My wife had changed jobs and we needed to find a home with a reasonable commute both to her job in Portland and to mine in Beaverton to the west. We found a wonderful realtor who knew the old neighborhoods and patiently showed us our options as we tried to get a grasp on life in the city. When our home in Salem sold, there was one house that stood in a neighborhood called Irvington, a name which meant nothing to me then yet so much to me now.
I had never lived in a city before so I was nervous about our new life but I need not have been. At first I loved being able to walk to Portland’s light rail system, MAX, as there was a stop near work and I no longer had to deal with the stress of driving every day. But I also fell in love with the old trees, the unique old houses, the old garages, the variety of people, the variety of landscaping, the ability to walk to shops and restaurants.
I fell in love so deeply it became hard to imagine living in the suburbs again.
Then nine years ago we got a dog. The neighborhood I thought I knew opened up to me in new ways. There was the dog park at Irving Park, and Irving Park in general, as back then the pup was up for wandering around the park as a whole. What a beautiful little gem just a few blocks from our house. But it was the walks after we left Irving Park, where I let Ellie wander wherever she wanted through the neighborhood, where I began walking down streets I had never walked down before and fell in love with the art with which people had decorated their homes and yards. There was an artist a block south of here that created a little dragon out of tile and concrete in front of his house, that I had seen on my way to the train, but it was only after Ellie started taking me farther afield that I saw the much larger dragon he had created at Irvington School.

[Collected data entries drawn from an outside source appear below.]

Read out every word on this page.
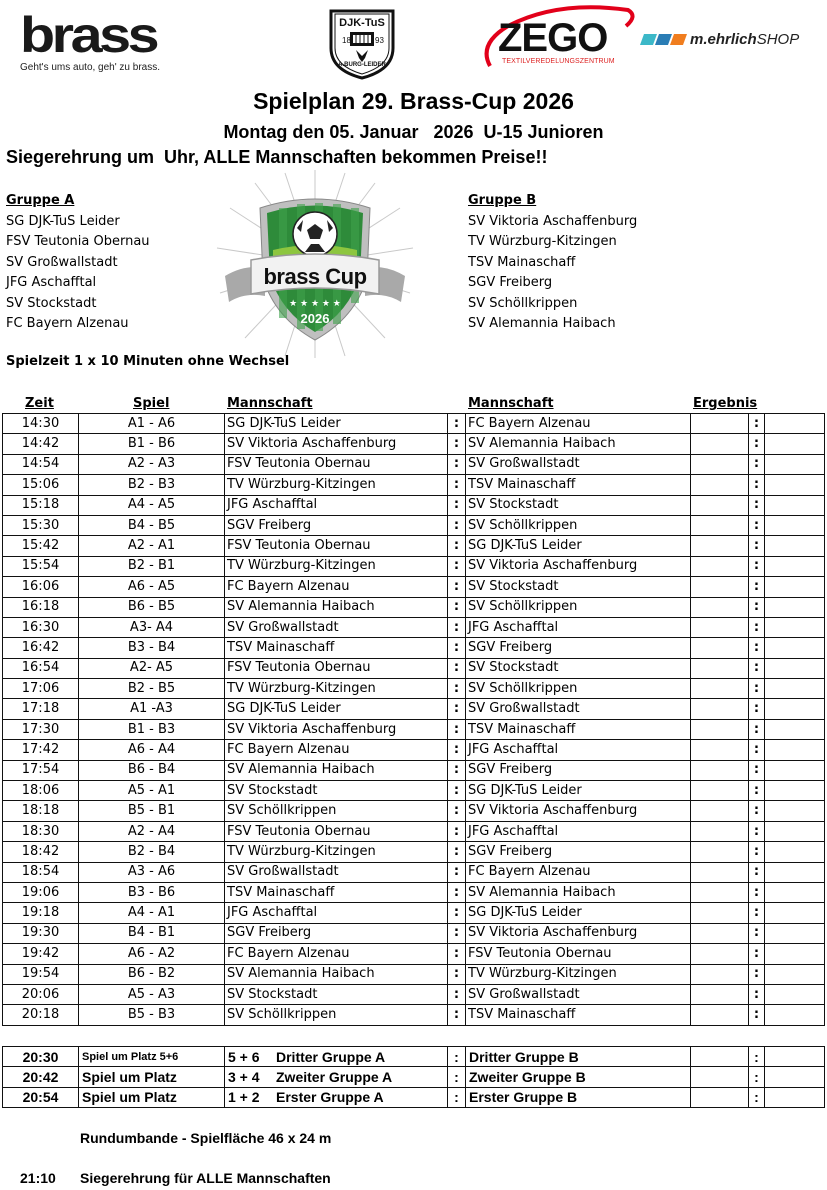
brass
Geht's ums auto, geh' zu brass.
DJK-TuS
18	93
A.BURG-LEIDER
ZEGO
TEXTILVEREDELUNGSZENTRUM
m.ehrlichSHOP
Spielplan 29. Brass-Cup 2026
Montag den 05. Januar   2026  U-15 Junioren
Siegerehrung um  Uhr, ALLE Mannschaften bekommen Preise!!
Gruppe A
SG DJK-TuS Leider
FSV Teutonia Obernau
SV Großwallstadt
JFG Aschafftal
SV Stockstadt
FC Bayern Alzenau
Gruppe B
SV Viktoria Aschaffenburg
TV Würzburg-Kitzingen
TSV Mainaschaff
SGV Freiberg
SV Schöllkrippen
SV Alemannia Haibach
brass Cup
★ ★ ★ ★ ★
2026
Spielzeit 1 x 10 Minuten ohne Wechsel
Zeit	Spiel	Mannschaft	Mannschaft	Ergebnis
14:30	A1 - A6	SG DJK-TuS Leider	:	FC Bayern Alzenau		:	
14:42	B1 - B6	SV Viktoria Aschaffenburg	:	SV Alemannia Haibach		:	
14:54	A2 - A3	FSV Teutonia Obernau	:	SV Großwallstadt		:	
15:06	B2 - B3	TV Würzburg-Kitzingen	:	TSV Mainaschaff		:	
15:18	A4 - A5	JFG Aschafftal	:	SV Stockstadt		:	
15:30	B4 - B5	SGV Freiberg	:	SV Schöllkrippen		:	
15:42	A2 - A1	FSV Teutonia Obernau	:	SG DJK-TuS Leider		:	
15:54	B2 - B1	TV Würzburg-Kitzingen	:	SV Viktoria Aschaffenburg		:	
16:06	A6 - A5	FC Bayern Alzenau	:	SV Stockstadt		:	
16:18	B6 - B5	SV Alemannia Haibach	:	SV Schöllkrippen		:	
16:30	A3- A4	SV Großwallstadt	:	JFG Aschafftal		:	
16:42	B3 - B4	TSV Mainaschaff	:	SGV Freiberg		:	
16:54	A2- A5	FSV Teutonia Obernau	:	SV Stockstadt		:	
17:06	B2 - B5	TV Würzburg-Kitzingen	:	SV Schöllkrippen		:	
17:18	A1 -A3	SG DJK-TuS Leider	:	SV Großwallstadt		:	
17:30	B1 - B3	SV Viktoria Aschaffenburg	:	TSV Mainaschaff		:	
17:42	A6 - A4	FC Bayern Alzenau	:	JFG Aschafftal		:	
17:54	B6 - B4	SV Alemannia Haibach	:	SGV Freiberg		:	
18:06	A5 - A1	SV Stockstadt	:	SG DJK-TuS Leider		:	
18:18	B5 - B1	SV Schöllkrippen	:	SV Viktoria Aschaffenburg		:	
18:30	A2 - A4	FSV Teutonia Obernau	:	JFG Aschafftal		:	
18:42	B2 - B4	TV Würzburg-Kitzingen	:	SGV Freiberg		:	
18:54	A3 - A6	SV Großwallstadt	:	FC Bayern Alzenau		:	
19:06	B3 - B6	TSV Mainaschaff	:	SV Alemannia Haibach		:	
19:18	A4 - A1	JFG Aschafftal	:	SG DJK-TuS Leider		:	
19:30	B4 - B1	SGV Freiberg	:	SV Viktoria Aschaffenburg		:	
19:42	A6 - A2	FC Bayern Alzenau	:	FSV Teutonia Obernau		:	
19:54	B6 - B2	SV Alemannia Haibach	:	TV Würzburg-Kitzingen		:	
20:06	A5 - A3	SV Stockstadt	:	SV Großwallstadt		:	
20:18	B5 - B3	SV Schöllkrippen	:	TSV Mainaschaff		:	
20:30	Spiel um Platz 5+6	5 + 6 Dritter Gruppe A	:	Dritter Gruppe B		:	
20:42	Spiel um Platz	3 + 4 Zweiter Gruppe A	:	Zweiter Gruppe B		:	
20:54	Spiel um Platz	1 + 2 Erster Gruppe A	:	Erster Gruppe B		:	
Rundumbande - Spielfläche 46 x 24 m
21:10 Siegerehrung für ALLE Mannschaften
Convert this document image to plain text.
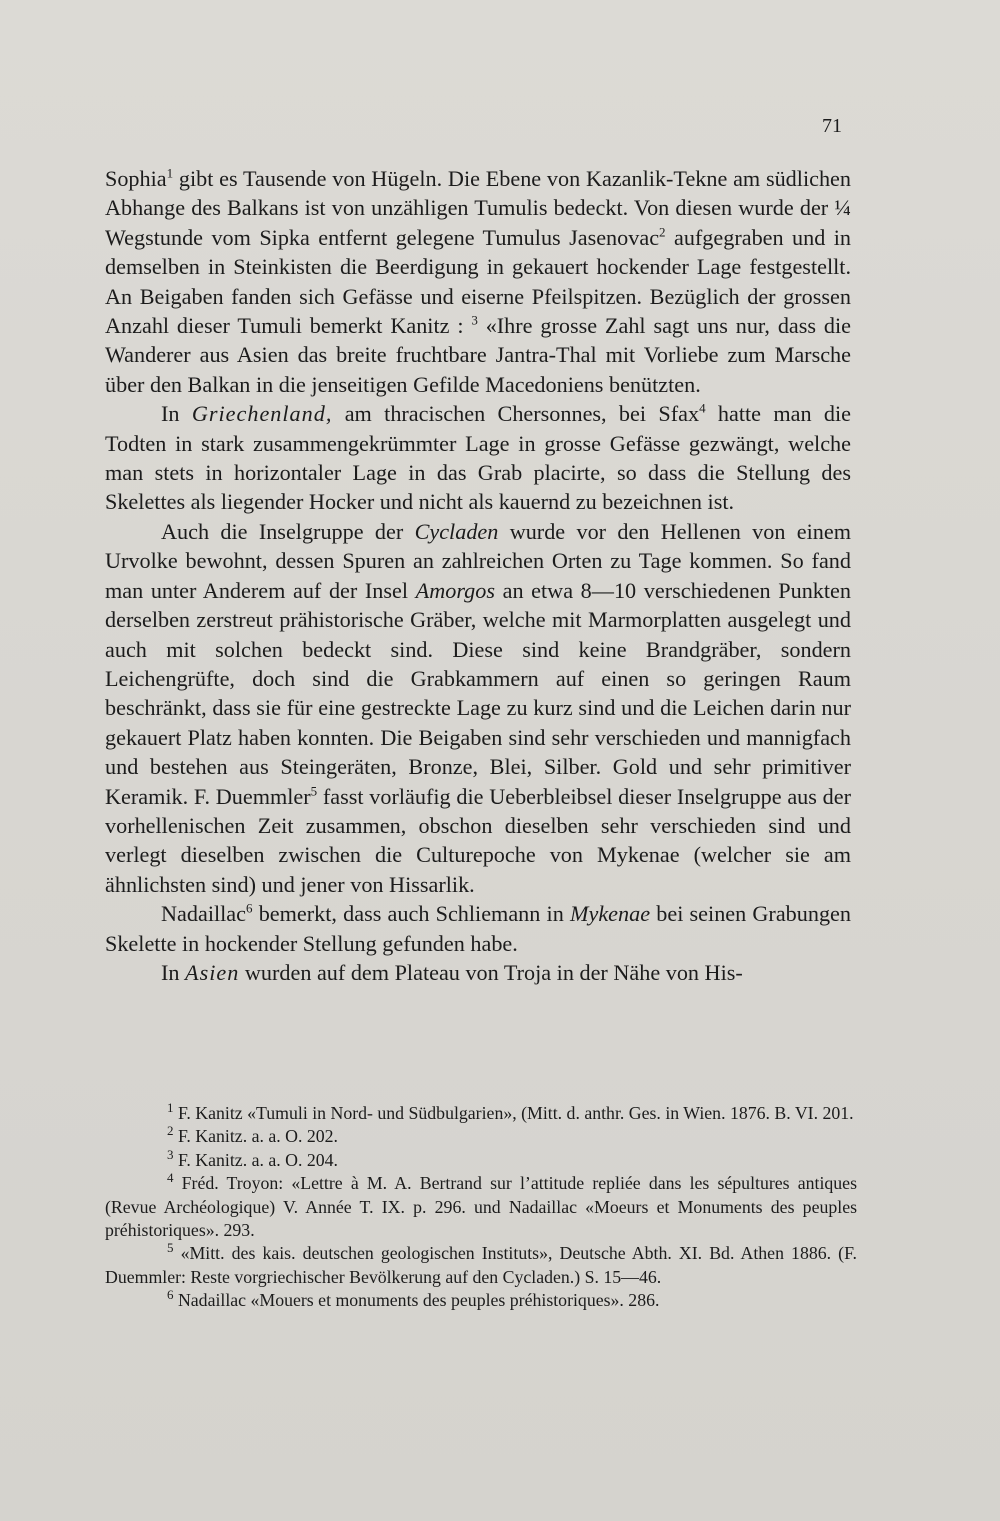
71

Sophia$^1$ gibt es Tausende von Hügeln. Die Ebene von Kazanlik-Tekne am südlichen Abhange des Balkans ist von unzähligen Tumulis bedeckt. Von diesen wurde der ¼ Wegstunde vom Sipka entfernt gelegene Tumulus Jasenovac$^2$ aufgegraben und in demselben in Steinkisten die Beerdigung in gekauert hockender Lage festgestellt. An Beigaben fanden sich Gefässe und eiserne Pfeilspitzen. Bezüglich der grossen Anzahl dieser Tumuli bemerkt Kanitz : $^3$ «Ihre grosse Zahl sagt uns nur, dass die Wanderer aus Asien das breite fruchtbare Jantra-Thal mit Vorliebe zum Marsche über den Balkan in die jenseitigen Gefilde Macedoniens benützten.

In Griechenland, am thracischen Chersonnes, bei Sfax$^4$ hatte man die Todten in stark zusammengekrümmter Lage in grosse Gefässe gezwängt, welche man stets in horizontaler Lage in das Grab placirte, so dass die Stellung des Skelettes als liegender Hocker und nicht als kauernd zu bezeichnen ist.

Auch die Inselgruppe der Cycladen wurde vor den Hellenen von einem Urvolke bewohnt, dessen Spuren an zahlreichen Orten zu Tage kommen. So fand man unter Anderem auf der Insel Amorgos an etwa 8—10 verschiedenen Punkten derselben zerstreut prähistorische Gräber, welche mit Marmorplatten ausgelegt und auch mit solchen bedeckt sind. Diese sind keine Brandgräber, sondern Leichengrüfte, doch sind die Grabkammern auf einen so geringen Raum beschränkt, dass sie für eine gestreckte Lage zu kurz sind und die Leichen darin nur gekauert Platz haben konnten. Die Beigaben sind sehr verschieden und mannigfach und bestehen aus Steingeräten, Bronze, Blei, Silber. Gold und sehr primitiver Keramik. F. Duemmler$^5$ fasst vorläufig die Ueberbleibsel dieser Inselgruppe aus der vorhellenischen Zeit zusammen, obschon dieselben sehr verschieden sind und verlegt dieselben zwischen die Culturepoche von Mykenae (welcher sie am ähnlichsten sind) und jener von Hissarlik.

Nadaillac$^6$ bemerkt, dass auch Schliemann in Mykenae bei seinen Grabungen Skelette in hockender Stellung gefunden habe.

In Asien wurden auf dem Plateau von Troja in der Nähe von His-

$^1$ F. Kanitz «Tumuli in Nord- und Südbulgarien», (Mitt. d. anthr. Ges. in Wien. 1876. B. VI. 201.

$^2$ F. Kanitz. a. a. O. 202.

$^3$ F. Kanitz. a. a. O. 204.

$^4$ Fréd. Troyon: «Lettre à M. A. Bertrand sur l’attitude repliée dans les sépultures antiques (Revue Archéologique) V. Année T. IX. p. 296. und Nadaillac «Moeurs et Monuments des peuples préhistoriques». 293.

$^5$ «Mitt. des kais. deutschen geologischen Instituts», Deutsche Abth. XI. Bd. Athen 1886. (F. Duemmler: Reste vorgriechischer Bevölkerung auf den Cycladen.) S. 15—46.

$^6$ Nadaillac «Mouers et monuments des peuples préhistoriques». 286.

I started taking a camera with me on all our long morning walks and began documenting some of my favorite pieces of art near the sidewalk, the urban wildlife, the urban flora, the paintings, the murals, the poetry, the fleeting chalk drawings, the Jedi, the bird van, the tree art, the stepping stones, the totems, the wishing tree, the desire for peace. And of course the dragons. This is not a community of artists, though there are artists here, it’s a community of families who feel free to express themselves.

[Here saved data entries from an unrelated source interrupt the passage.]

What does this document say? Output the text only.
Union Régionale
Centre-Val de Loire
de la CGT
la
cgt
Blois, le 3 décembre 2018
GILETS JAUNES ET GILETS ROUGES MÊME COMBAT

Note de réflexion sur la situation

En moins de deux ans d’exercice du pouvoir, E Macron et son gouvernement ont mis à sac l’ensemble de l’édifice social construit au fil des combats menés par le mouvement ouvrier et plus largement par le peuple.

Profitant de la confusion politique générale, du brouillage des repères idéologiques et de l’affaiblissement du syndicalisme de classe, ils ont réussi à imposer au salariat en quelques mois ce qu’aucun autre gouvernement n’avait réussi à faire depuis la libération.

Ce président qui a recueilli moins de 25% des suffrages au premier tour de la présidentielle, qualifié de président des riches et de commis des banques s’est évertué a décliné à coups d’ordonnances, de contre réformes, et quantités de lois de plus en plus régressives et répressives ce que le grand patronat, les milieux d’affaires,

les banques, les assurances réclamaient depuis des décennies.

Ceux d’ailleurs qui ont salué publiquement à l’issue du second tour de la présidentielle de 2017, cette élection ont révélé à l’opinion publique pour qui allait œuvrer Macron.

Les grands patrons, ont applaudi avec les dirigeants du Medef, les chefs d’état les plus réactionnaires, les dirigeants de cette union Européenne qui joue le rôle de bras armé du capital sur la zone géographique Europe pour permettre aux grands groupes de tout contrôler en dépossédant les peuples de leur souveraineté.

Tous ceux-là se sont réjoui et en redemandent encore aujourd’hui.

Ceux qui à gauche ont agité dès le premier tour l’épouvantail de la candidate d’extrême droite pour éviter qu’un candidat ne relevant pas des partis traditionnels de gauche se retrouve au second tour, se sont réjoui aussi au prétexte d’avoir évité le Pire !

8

Like the damaged eye of the dragon at the school, time takes its toll on all things, neighborhoods included. It was getting pricey when we bought in but it’s much more expensive now. A while back it was designated a historic neighborhood to try to keep the old homes from being demolished and replaced with large modern homes, but that can also keep out the higher density housing that provides more affordable options. Irvington has been wonderful to us, but it has excluded people in its past, and I want it to be as good a home to as many as possible as it has been to us, for it to embrace the strength of diversity.

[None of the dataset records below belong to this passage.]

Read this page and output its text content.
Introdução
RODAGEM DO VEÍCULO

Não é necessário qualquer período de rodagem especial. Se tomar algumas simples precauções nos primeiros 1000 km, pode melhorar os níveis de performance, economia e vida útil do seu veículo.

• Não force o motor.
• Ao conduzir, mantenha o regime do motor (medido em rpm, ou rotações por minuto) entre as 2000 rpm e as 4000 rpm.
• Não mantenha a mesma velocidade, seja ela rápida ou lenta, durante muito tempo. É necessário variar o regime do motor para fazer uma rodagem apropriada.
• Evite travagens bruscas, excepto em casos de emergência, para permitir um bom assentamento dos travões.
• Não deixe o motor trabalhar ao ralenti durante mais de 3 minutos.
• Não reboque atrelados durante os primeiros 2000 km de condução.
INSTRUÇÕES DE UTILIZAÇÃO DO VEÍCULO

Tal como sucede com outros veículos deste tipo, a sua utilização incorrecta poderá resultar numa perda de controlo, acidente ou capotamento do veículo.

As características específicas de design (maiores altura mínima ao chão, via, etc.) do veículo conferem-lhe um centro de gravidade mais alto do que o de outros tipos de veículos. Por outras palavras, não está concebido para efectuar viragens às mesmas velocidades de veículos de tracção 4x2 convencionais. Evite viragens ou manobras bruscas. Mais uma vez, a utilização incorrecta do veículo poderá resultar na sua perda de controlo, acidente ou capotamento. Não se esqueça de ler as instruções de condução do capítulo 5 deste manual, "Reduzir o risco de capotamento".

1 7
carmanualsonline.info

Thank you Irvington for changing my misconceptions about urban neighborhoods, for giving me a safe place not just to live but to explore. Goodbye, I love you.
Fish Pen
Double Dragon
These pictures may look the same but the top one is from Saturday, the bottom Sunday. We’ve had a spate of sunny and cold weather and Ellie was up for unusually long walks both days, slightly over an hour and a half on Saturday and slightly under on Sunday. She wanted to go past Irvington School on the way home, normally we don’t go that far south and east, she likes it because people walk their dogs in the grass field and I like it because I can photograph her beside the dragon statue. She wanted to go Friday as well, trying several times to get me to go past, but school was in session.
This pup is the best.
January to December
I took the top picture of Ellie by the dragon statue at Irvington School this January after an unusually heavy snow, the bottom picture this morning in a more typical gentle rain shower. I’m deeply thankful for the year we’ve spent together and that she has been in good health (for her age). Longer walks have returned with cooler weather and new medicines, even if not quite as long as before. She walks more slowly and stiffly, gets out-of-breath much faster too, but still charms everyone she meets. You are my heart and my joy, pup, my heart and my joy.